Espacio desconectado

Lucrecia está fría y soberbia en la mañana. De pronto, una miradita veloz la delata. Actúa. Su farsa queda en evidencia.

—Sabía dónde encontrarte —me dice.

—¿Cómo?

—Estás distinto. Ya casi no das asco.

—Gracias, qué amable.

—¿No querés salir a caminar?

—¿Me estás echando?

—No, conmigo.

No sé cómo comportarme con ella. La rutina del desprecio es más fácil. La miro avergonzado y digo sí, con la cabeza. Me quedo seducido como un perro. Qué estará maquinando.

Lucrecia en la ciudad es, incluso, espontánea. Me hace sentir torpe.

Nos alejamos del edificio con la excusa del hambre. Caminamos por el centro como turistas, descubriendo. El vagabundeo nos deja a las puertas de la Catedral. Nunca entré. Lucrecia me anima a escuchar las indicaciones de una muchachita frente a la tumba de San Martín. Su voz aflautada contrasta con el contenido dramático de lo que cuenta.

—El héroe fue enterrado con la cabeza hacia abajo. Cuarenta y cinco grados apuntando al infierno. ¿Falta de espacio o venganza por su masonería?

Las frases de la estudiante me hacen olvidar por un momento a Lucrecia, que ya camina por la nave central.

—Te necesito.

La frase queda tendida frente a mí como una media en una soga. Si Lucrecia se confiesa, me rindo a sus pies. Pero no. Ella tiene en mente otro asunto.

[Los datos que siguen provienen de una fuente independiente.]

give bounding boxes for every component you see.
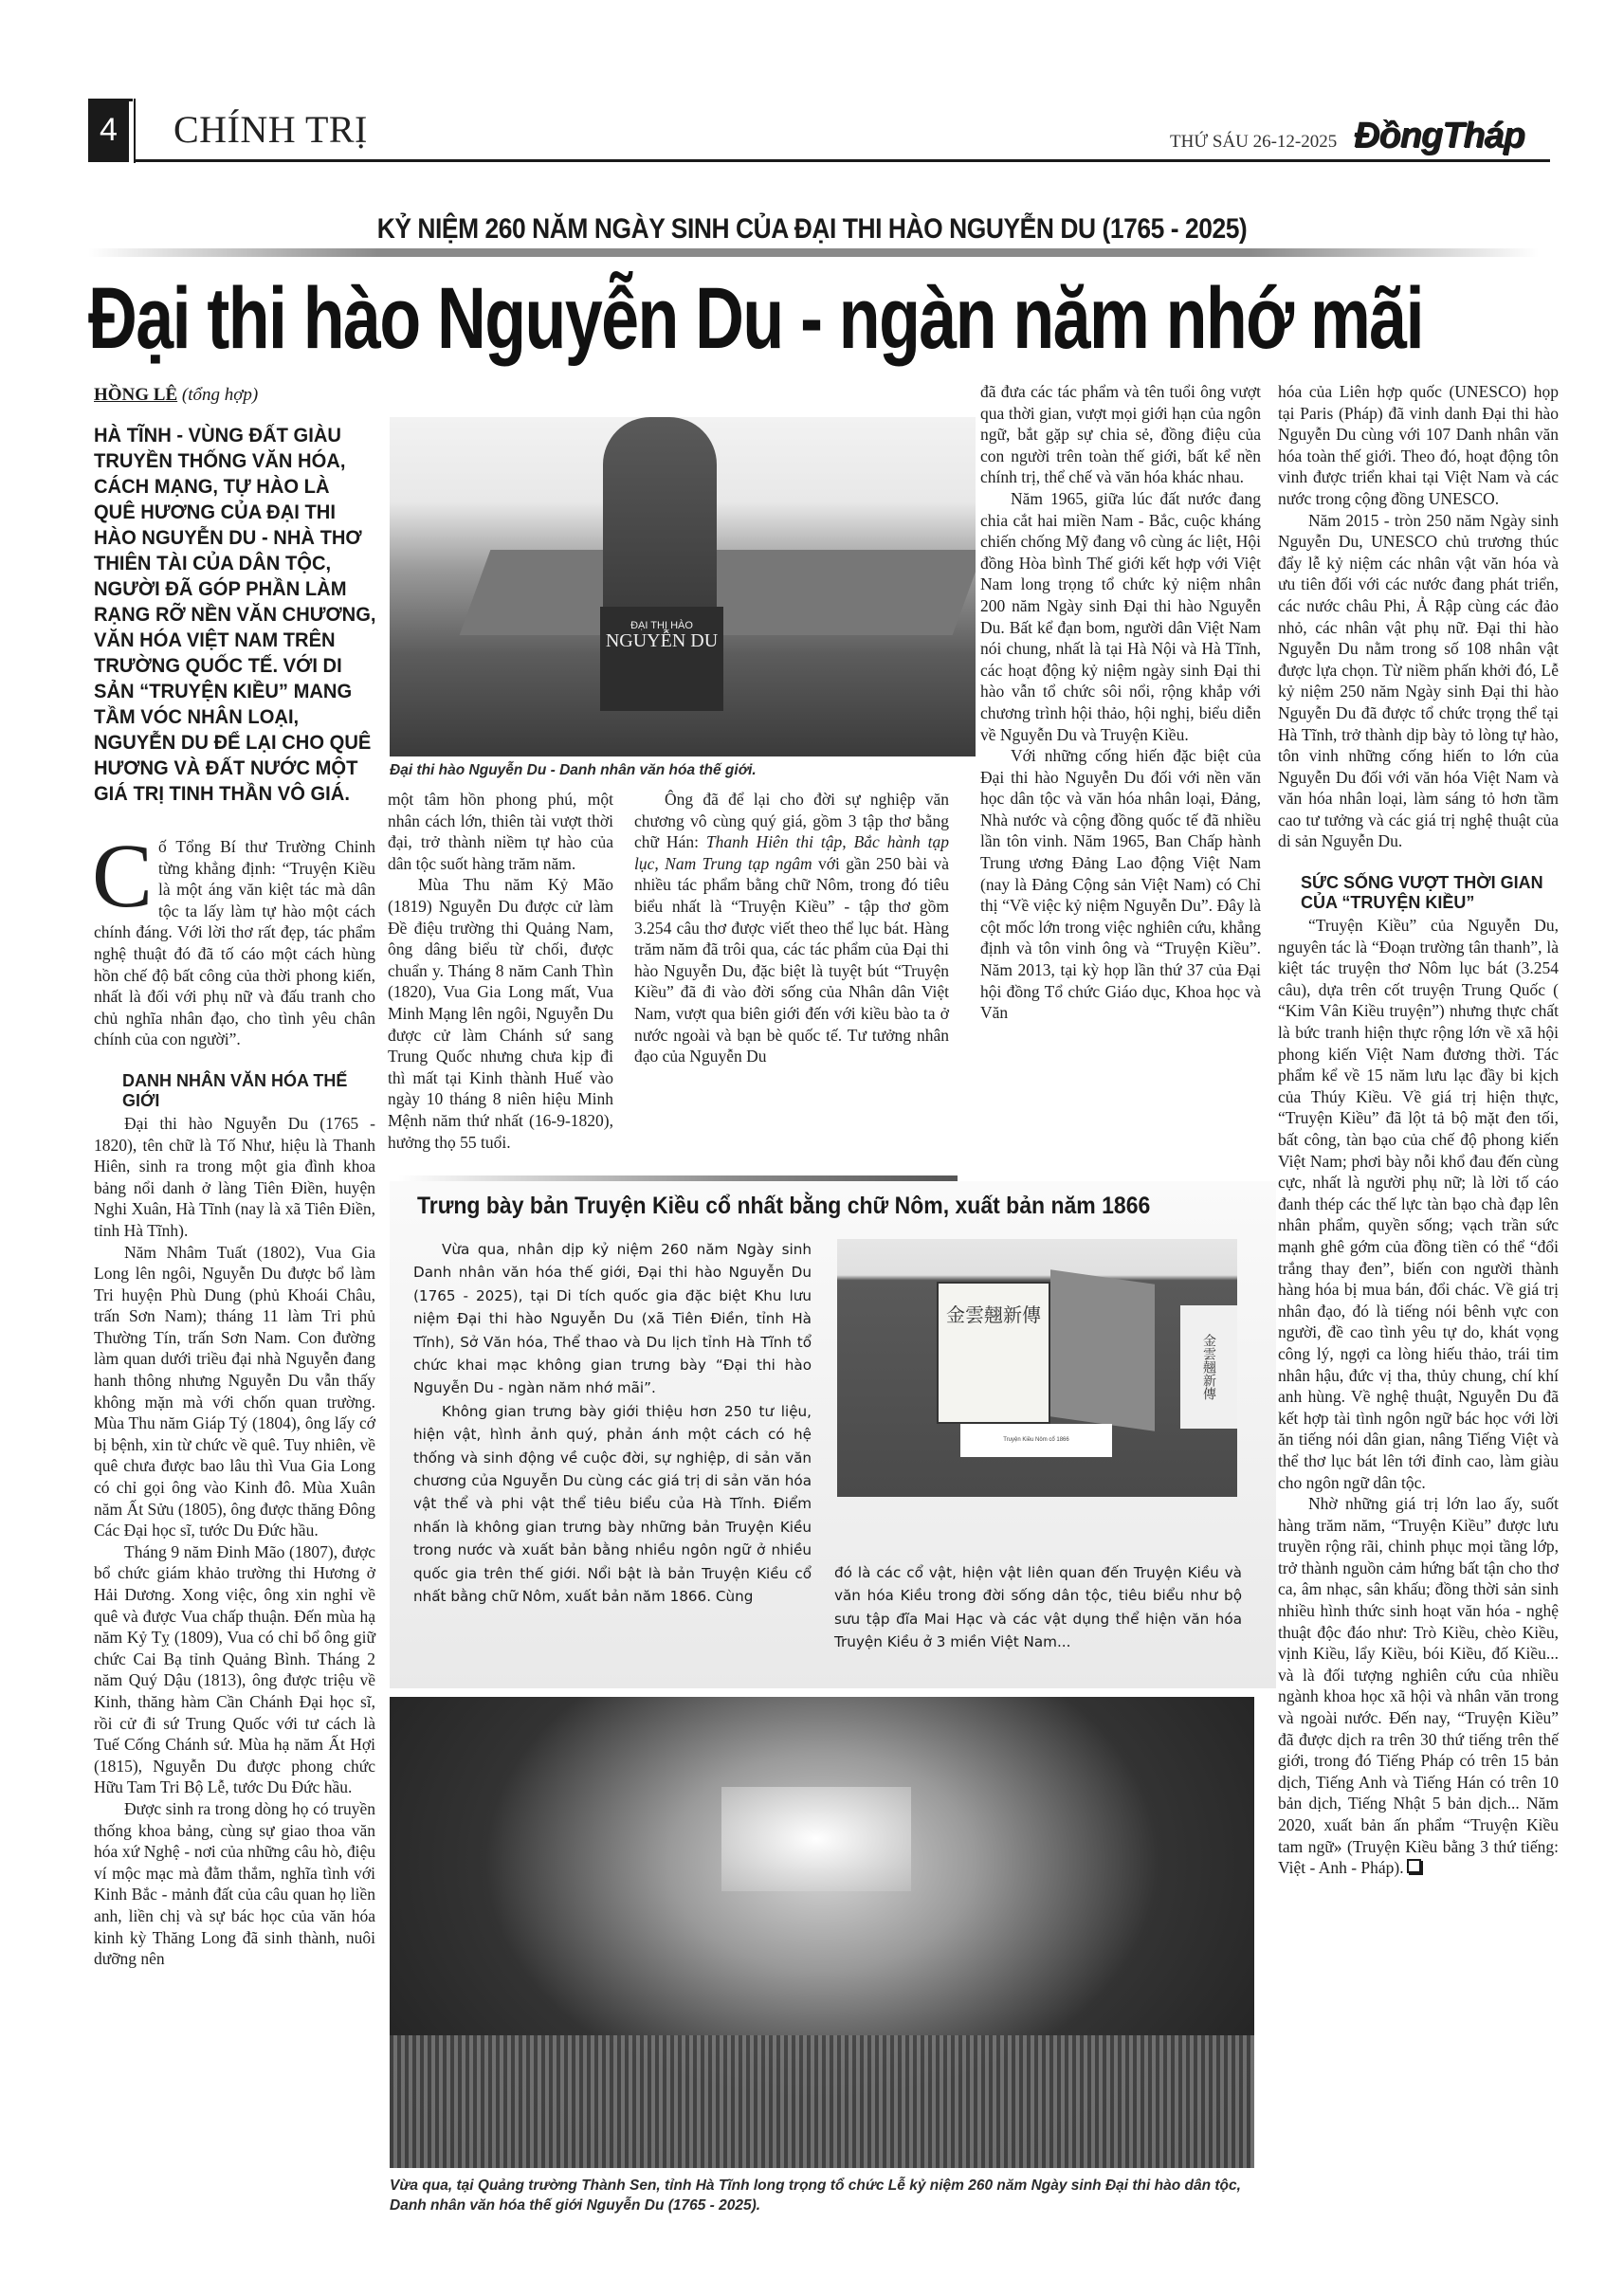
plinth-line2: NGUYỄN DU	[600, 633, 723, 648]
box-column-2: đó là các cổ vật, hiện vật liên quan đến…	[834, 1561, 1242, 1654]
audience-crowd	[390, 2035, 1254, 2168]
header-rule	[136, 159, 1550, 162]
publication-logo: ĐồngTháp	[1354, 112, 1524, 159]
body-paragraph: Được sinh ra trong dòng họ có truyền thố…	[94, 1798, 375, 1970]
book-label: Truyện Kiều Nôm cổ 1866	[960, 1424, 1112, 1457]
intro-paragraph: Cố Tổng Bí thư Trường Chinh từng khẳng đ…	[94, 836, 375, 1050]
article-headline: Đại thi hào Nguyễn Du - ngàn năm nhớ mãi	[88, 271, 1423, 366]
byline: HỒNG LÊ (tổng hợp)	[94, 384, 258, 407]
column-4: đã đưa các tác phẩm và tên tuổi ông vượt…	[980, 381, 1261, 1024]
box-title: Trưng bày bản Truyện Kiều cổ nhất bằng c…	[417, 1191, 1150, 1221]
body-paragraph: đã đưa các tác phẩm và tên tuổi ông vượt…	[980, 381, 1261, 488]
body-paragraph: “Truyện Kiều” của Nguyễn Du, nguyên tác …	[1278, 915, 1559, 1493]
article-kicker: KỶ NIỆM 260 NĂM NGÀY SINH CỦA ĐẠI THI HÀ…	[98, 210, 1526, 248]
statue-photo: ĐẠI THI HÀO NGUYỄN DU	[390, 417, 976, 756]
body-paragraph: Với những cống hiến đặc biệt của Đại thi…	[980, 745, 1261, 1024]
book-photo: 金雲翹新傳 Truyện Kiều Nôm cổ 1866 金雲翹新傳	[837, 1239, 1237, 1497]
byline-author[interactable]: HỒNG LÊ	[94, 385, 177, 405]
column-1: Cố Tổng Bí thư Trường Chinh từng khẳng đ…	[94, 836, 375, 1970]
column-5: hóa của Liên hợp quốc (UNESCO) họp tại P…	[1278, 381, 1559, 1879]
statue-photo-caption: Đại thi hào Nguyễn Du - Danh nhân văn hó…	[390, 761, 757, 780]
box-paragraph: đó là các cổ vật, hiện vật liên quan đến…	[834, 1561, 1242, 1654]
stage-screen	[721, 1787, 911, 1891]
drop-cap: C	[92, 838, 153, 914]
header-divider	[134, 99, 136, 163]
body-paragraph: Nhờ những giá trị lớn lao ấy, suốt hàng …	[1278, 1493, 1559, 1879]
subhead-danh-nhan: DANH NHÂN VĂN HÓA THẾ GIỚI	[122, 1071, 375, 1111]
byline-role: (tổng hợp)	[182, 385, 258, 405]
text-run: Nhờ những giá trị lớn lao ấy, suốt hàng …	[1278, 1494, 1559, 1877]
subhead-suc-song: SỨC SỐNG VƯỢT THỜI GIAN CỦA “TRUYỆN KIỀU…	[1301, 873, 1559, 913]
column-3: Ông đã để lại cho đời sự nghiệp văn chươ…	[634, 789, 949, 1067]
book-side-card: 金雲翹新傳	[1180, 1305, 1237, 1429]
body-paragraph: Năm Nhâm Tuất (1802), Vua Gia Long lên n…	[94, 1242, 375, 1541]
body-paragraph: Ông đã để lại cho đời sự nghiệp văn chươ…	[634, 789, 949, 1067]
issue-date: THỨ SÁU 26-12-2025	[1170, 131, 1337, 154]
section-title: CHÍNH TRỊ	[173, 106, 368, 154]
end-of-article-icon	[1407, 1859, 1421, 1873]
box-paragraph: Không gian trưng bày giới thiệu hơn 250 …	[413, 1400, 812, 1609]
book-page	[1050, 1269, 1155, 1430]
kicker-divider	[88, 248, 1539, 257]
body-paragraph: Năm 1965, giữa lúc đất nước đang chia cắ…	[980, 488, 1261, 745]
body-paragraph: Mùa Thu năm Kỷ Mão (1819) Nguyễn Du được…	[388, 874, 613, 1153]
body-paragraph: Năm 2015 - tròn 250 năm Ngày sinh Nguyễn…	[1278, 510, 1559, 853]
body-paragraph: Đại thi hào Nguyễn Du (1765 - 1820), tên…	[94, 1113, 375, 1242]
text-run: với gần 250 bài và nhiều tác phẩm bằng c…	[634, 854, 949, 1066]
nom-book: 金雲翹新傳	[937, 1282, 1050, 1424]
ceremony-photo-caption: Vừa qua, tại Quảng trường Thành Sen, tỉn…	[390, 2176, 1271, 2215]
box-column-1: Vừa qua, nhân dịp kỷ niệm 260 năm Ngày s…	[413, 1238, 812, 1609]
ceremony-photo	[390, 1697, 1254, 2168]
statue-plinth: ĐẠI THI HÀO NGUYỄN DU	[600, 607, 723, 711]
statue-figure	[603, 417, 717, 626]
page-number: 4	[88, 99, 129, 162]
body-paragraph: Tháng 9 năm Đinh Mão (1807), được bổ chứ…	[94, 1541, 375, 1798]
body-paragraph: một tâm hồn phong phú, một nhân cách lớn…	[388, 789, 613, 874]
box-paragraph: Vừa qua, nhân dịp kỷ niệm 260 năm Ngày s…	[413, 1238, 812, 1400]
column-2: một tâm hồn phong phú, một nhân cách lớn…	[388, 789, 613, 1153]
article-lead: HÀ TĨNH - VÙNG ĐẤT GIÀU TRUYỀN THỐNG VĂN…	[94, 423, 376, 807]
body-paragraph: hóa của Liên hợp quốc (UNESCO) họp tại P…	[1278, 381, 1559, 510]
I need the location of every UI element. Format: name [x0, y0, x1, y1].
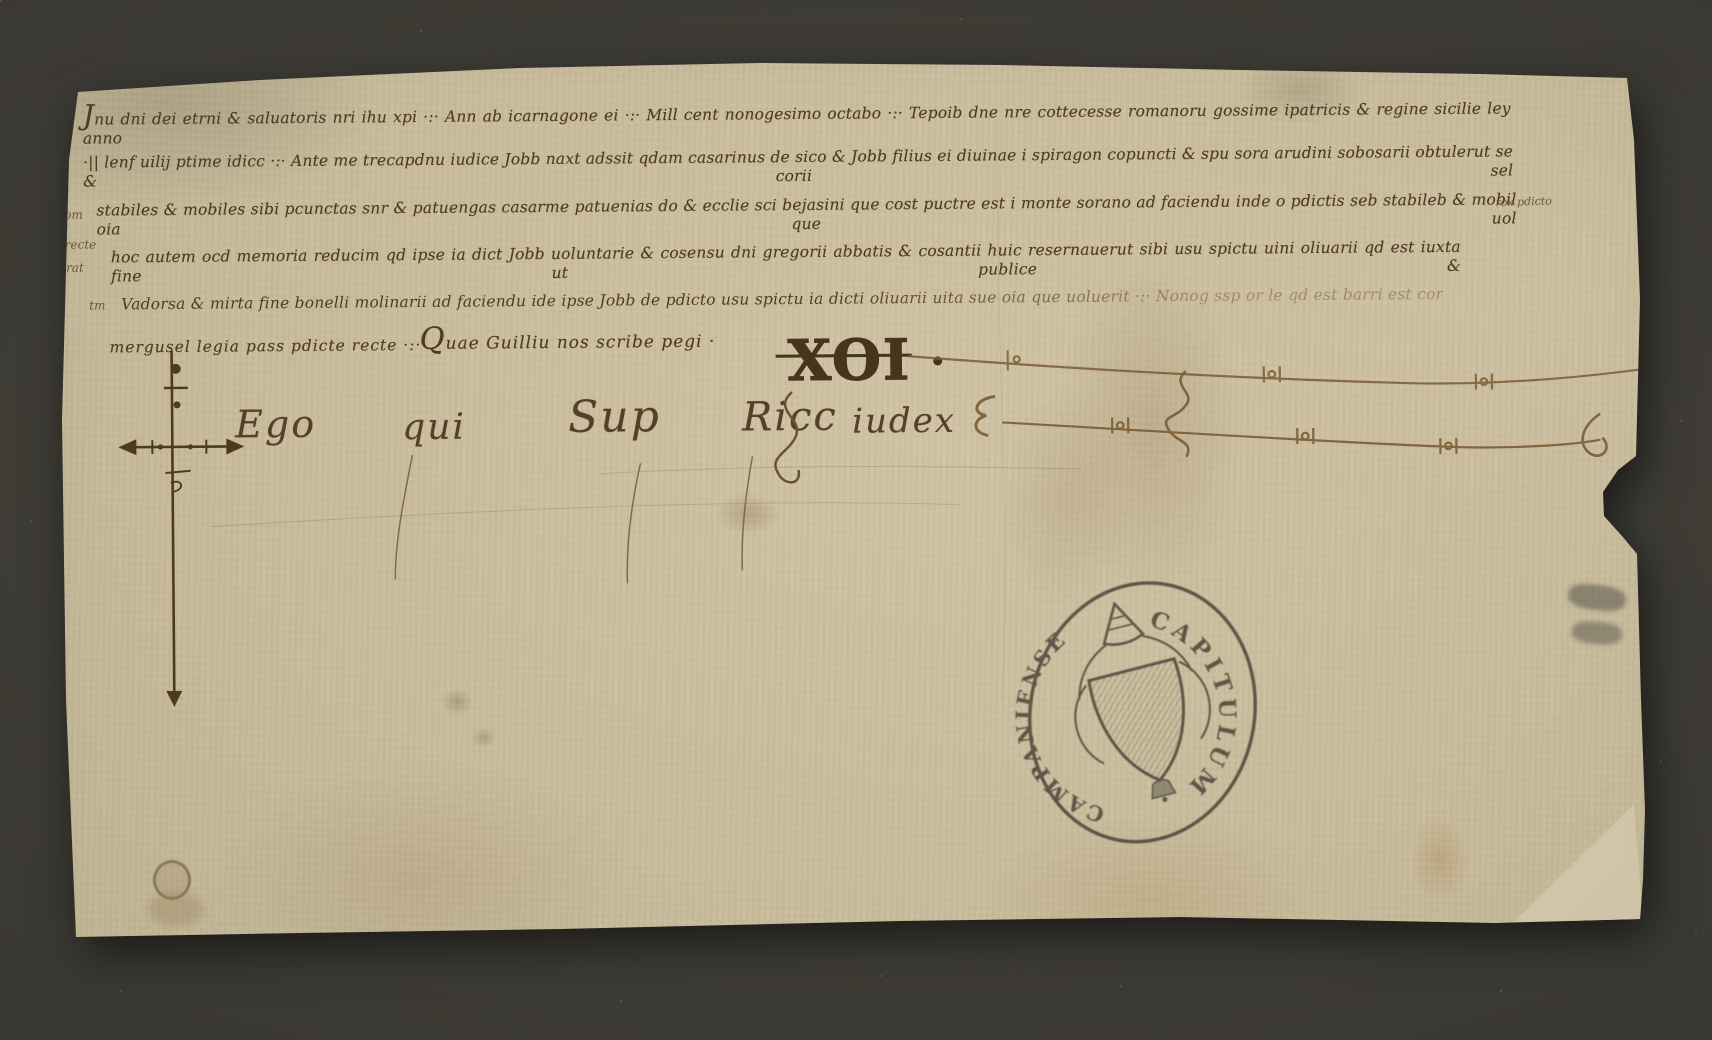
parchment-edge-shading	[0, 0, 1712, 1040]
parchment: Jnu dni dei etrni & saluatoris nri ihu x…	[0, 0, 1712, 1040]
photo-background: Jnu dni dei etrni & saluatoris nri ihu x…	[0, 0, 1712, 1040]
parchment-shadow-wrap: Jnu dni dei etrni & saluatoris nri ihu x…	[0, 0, 1712, 1040]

—Vos tenés debilidad por lo ajeno. No me interrumpas. Te tengo vigilado. Sé lo que te llevaste. Y no te juzgo. Louise es una tentación.

—¿Para qué me trajiste acá?

—Quiero que renuncies mañana.

—¿Y yo qué gano?

—Pedí.

—Una noche con vos.

—No.

—Una hora juntos.

—Es mucho.

—Mostrame una teta.

—Vení. El confesionario está vacío.

Una luz blanquecina transforma la visión en un asunto celestial. Desabrocha su camisa. La piel manchada de Lucrecia en claroscuros, la humedad de la madera, los pezones puntiagudos no parecen del mismo universo que las palabras anteriores. Extiendo la mano, en estado de abismo. El órgano comienza a sonar en las zonas bajas. Me siento diminuto, extasiado. Ella es una Saturnia Pyri de alas desplegadas. Los ojos café de Lucrecia brillan falsos y expectantes. Estamos solos en ese encierro, capturados. Y ella, como una mariposa salvaje, se deja tocar.

—No me voy a ningún lado —le digo mientras acabo.

Ella me arranca el mechón de la cabeza. Y lo deja sobre el banquito de terciopelo. Parece un animalito, ahí.

—Vos estás enganchada con el tipo ese.

—No te metas con él. Y no lo nombres.